The same Western intellectual tradition that's constantly denounced as the marker of privilege and oppression of non-Western peoples? True liberal arts teaching is almost dead in U.S. academia, it only survives at a few small schools that don't even try to pretend that their curriculum (and indeed, as a rule, their student body as well) isn't "privileged".


You know, the function of Western intellectuals in criticizing the dominant authoritarian ruling class isn't exactly a new phenomenon. In fact, it's baked right in to the literary canon -- an unbroken line can be drawn from Plato's writings of (the possibly fictional!) Socrates; to renaissance-era artists inserting insulting portrayals of religious figures into church ceilings; to Machiavelli, Swift, and Pepys hiding effective, scathing criticism behind faux seriousness and allusion. On and on, Kafka, Orwell, Huxley -- even unto public intellectuals like Feynman or Mr. Rogers testifying before Congress, convincing The Man to do The Right Thing not with strength of arms or legalized bribery, but through reasoned argument, and appeal to the mores and standards that tie our culture together.

Without the prizing of artisan skill, without the sanctity of life, without the gloried explorer, how could Feynman have convinced anyone that we can do better than accepting brittle O-rings and dead astronauts? Without the concept of the fellowship of man, a bunch of ancient Greek philosophy about how to act, and kindergarten-level "sharing is good", how could Mr. Rogers have convinced Congress to fund public television?

How could either public intellectual have managed if their politician, ruling-class audience didn't share the values their arguments drew on?

And, like, listen man, we've been noticing and trying to comment on "privilege and oppression of non-Western peoples" since Moby Dick; Heart of Darkness is only 120 years old.

>True liberal arts teaching is almost dead in U.S. academia, it only survives at a few small schools that don't even try to pretend that their curriculum (and indeed, as a rule, their student body as well) isn't "privileged"

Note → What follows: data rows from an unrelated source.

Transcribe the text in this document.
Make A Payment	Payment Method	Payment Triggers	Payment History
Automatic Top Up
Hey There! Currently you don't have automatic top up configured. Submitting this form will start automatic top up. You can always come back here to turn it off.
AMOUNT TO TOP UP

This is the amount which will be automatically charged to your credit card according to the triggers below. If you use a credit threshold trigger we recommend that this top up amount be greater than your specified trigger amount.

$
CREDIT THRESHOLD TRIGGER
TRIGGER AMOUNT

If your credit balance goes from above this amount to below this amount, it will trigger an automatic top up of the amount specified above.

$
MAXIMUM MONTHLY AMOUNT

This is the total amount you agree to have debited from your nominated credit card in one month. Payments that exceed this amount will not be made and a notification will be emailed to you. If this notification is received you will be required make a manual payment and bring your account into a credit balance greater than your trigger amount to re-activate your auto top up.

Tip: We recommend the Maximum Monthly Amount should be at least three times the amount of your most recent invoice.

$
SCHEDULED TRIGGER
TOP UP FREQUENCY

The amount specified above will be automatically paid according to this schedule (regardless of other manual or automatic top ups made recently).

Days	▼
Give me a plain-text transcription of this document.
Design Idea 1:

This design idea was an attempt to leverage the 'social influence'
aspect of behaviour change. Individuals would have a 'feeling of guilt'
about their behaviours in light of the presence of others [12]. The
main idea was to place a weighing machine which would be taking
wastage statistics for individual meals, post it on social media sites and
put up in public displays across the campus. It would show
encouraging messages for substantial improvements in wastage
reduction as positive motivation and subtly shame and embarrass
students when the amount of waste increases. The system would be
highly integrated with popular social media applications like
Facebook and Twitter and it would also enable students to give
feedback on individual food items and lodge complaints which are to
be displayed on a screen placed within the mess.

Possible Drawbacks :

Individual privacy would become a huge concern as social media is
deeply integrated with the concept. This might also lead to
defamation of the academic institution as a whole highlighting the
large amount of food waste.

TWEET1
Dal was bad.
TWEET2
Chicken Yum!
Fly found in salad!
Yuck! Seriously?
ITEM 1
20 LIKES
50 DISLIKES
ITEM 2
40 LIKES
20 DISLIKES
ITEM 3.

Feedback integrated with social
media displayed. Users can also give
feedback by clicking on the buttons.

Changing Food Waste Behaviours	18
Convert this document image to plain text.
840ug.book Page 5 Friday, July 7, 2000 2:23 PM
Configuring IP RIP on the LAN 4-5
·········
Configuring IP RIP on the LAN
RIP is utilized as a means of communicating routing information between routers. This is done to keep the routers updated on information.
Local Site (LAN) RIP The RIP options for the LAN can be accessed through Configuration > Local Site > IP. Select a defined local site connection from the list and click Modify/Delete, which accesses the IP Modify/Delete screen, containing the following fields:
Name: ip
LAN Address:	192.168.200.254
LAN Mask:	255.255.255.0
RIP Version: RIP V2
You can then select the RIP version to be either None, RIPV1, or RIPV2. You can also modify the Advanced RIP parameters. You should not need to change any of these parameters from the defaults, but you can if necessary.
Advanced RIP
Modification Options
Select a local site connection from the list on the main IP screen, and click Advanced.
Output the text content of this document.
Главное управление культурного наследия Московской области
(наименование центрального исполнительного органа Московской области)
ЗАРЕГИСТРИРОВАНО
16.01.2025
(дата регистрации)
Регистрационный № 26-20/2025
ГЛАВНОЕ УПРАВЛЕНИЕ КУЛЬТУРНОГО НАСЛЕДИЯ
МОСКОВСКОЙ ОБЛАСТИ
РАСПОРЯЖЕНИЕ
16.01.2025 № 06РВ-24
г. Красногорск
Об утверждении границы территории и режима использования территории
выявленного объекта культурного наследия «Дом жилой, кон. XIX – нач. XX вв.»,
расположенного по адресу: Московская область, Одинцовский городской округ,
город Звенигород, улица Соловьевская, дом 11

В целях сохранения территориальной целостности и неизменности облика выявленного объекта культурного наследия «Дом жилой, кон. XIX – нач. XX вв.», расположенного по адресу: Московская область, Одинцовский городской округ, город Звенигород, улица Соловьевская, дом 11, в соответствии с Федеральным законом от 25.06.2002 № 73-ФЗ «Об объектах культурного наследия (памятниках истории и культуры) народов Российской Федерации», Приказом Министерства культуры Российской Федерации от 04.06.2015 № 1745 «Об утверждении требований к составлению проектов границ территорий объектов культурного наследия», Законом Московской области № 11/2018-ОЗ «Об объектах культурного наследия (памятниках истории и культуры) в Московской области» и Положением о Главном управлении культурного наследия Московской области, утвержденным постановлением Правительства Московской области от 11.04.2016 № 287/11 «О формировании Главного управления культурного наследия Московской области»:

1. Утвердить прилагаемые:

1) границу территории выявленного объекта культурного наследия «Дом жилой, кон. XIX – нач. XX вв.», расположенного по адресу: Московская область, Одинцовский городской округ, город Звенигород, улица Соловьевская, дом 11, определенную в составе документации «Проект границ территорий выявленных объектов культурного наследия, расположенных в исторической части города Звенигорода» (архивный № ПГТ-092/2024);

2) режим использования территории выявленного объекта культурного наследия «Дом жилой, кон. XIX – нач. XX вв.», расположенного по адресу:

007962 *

Another thing the study of Western thought enables is the easy recognizance of sophistry like the No True Scotsman fallacy. Note this example doesn't even bother to cover its metaphorical tracks, openly using the word "true" without providing any evidence for the claim, or even a single example of "true" liberal arts teaching.


Broad selection… curated, taught, and graded by people with certain viewpoints which have been increasingly shifting toward the extreme end of one side of the political spectrum (whether they believe it, or are simply playing it safe)… churning out generations of graduates who just happen to come out the other side with the exact same viewpoints and a distinct lack of tolerance for anyone who doesn’t agree with the ideologies they were exposed to.


Yes, and? Conflating wokeness with all that’s good about a liberal arts education per se is what the comment I replied to did, that’s how it begged the question and why I pointed it out. Reading comprehension and understanding of the term “begging the question” are some of the skills I treasure from my own liberal arts education.


Conflating a liberal arts education per se with wokeness is what you've done, by merely asserting that it's so, in your root level comment. That's called "begging the question"!

In that comment, you suggest that colleges' healthy function is "preparing students well for the workforce", and imply there's currently extant failure mode that's "merely puffing them full of the latest political buzzwords" [0]. One doesn't need to explicitly state one's disrespect for the didactic function of post-secondary education, in favour of a purely vocational one; it's clear with a little reading comprehension.

'giraffe_lady's interpretation seems correct, and nor does your reply contest the structure of their comment, which assumes that you believe in what you wrote above about vocational preparation. Now, though, you cudgel me with the suggestion that no, actually, you totally do value the liberal arts, and it's my fault that I didn't hallucinate your support for that position while you argue for workplace prep. I, myself, usually argue in a manner consistent with my own previous views. It's a Western value -- intellectual honesty -- often highlighted in liberal arts coursework.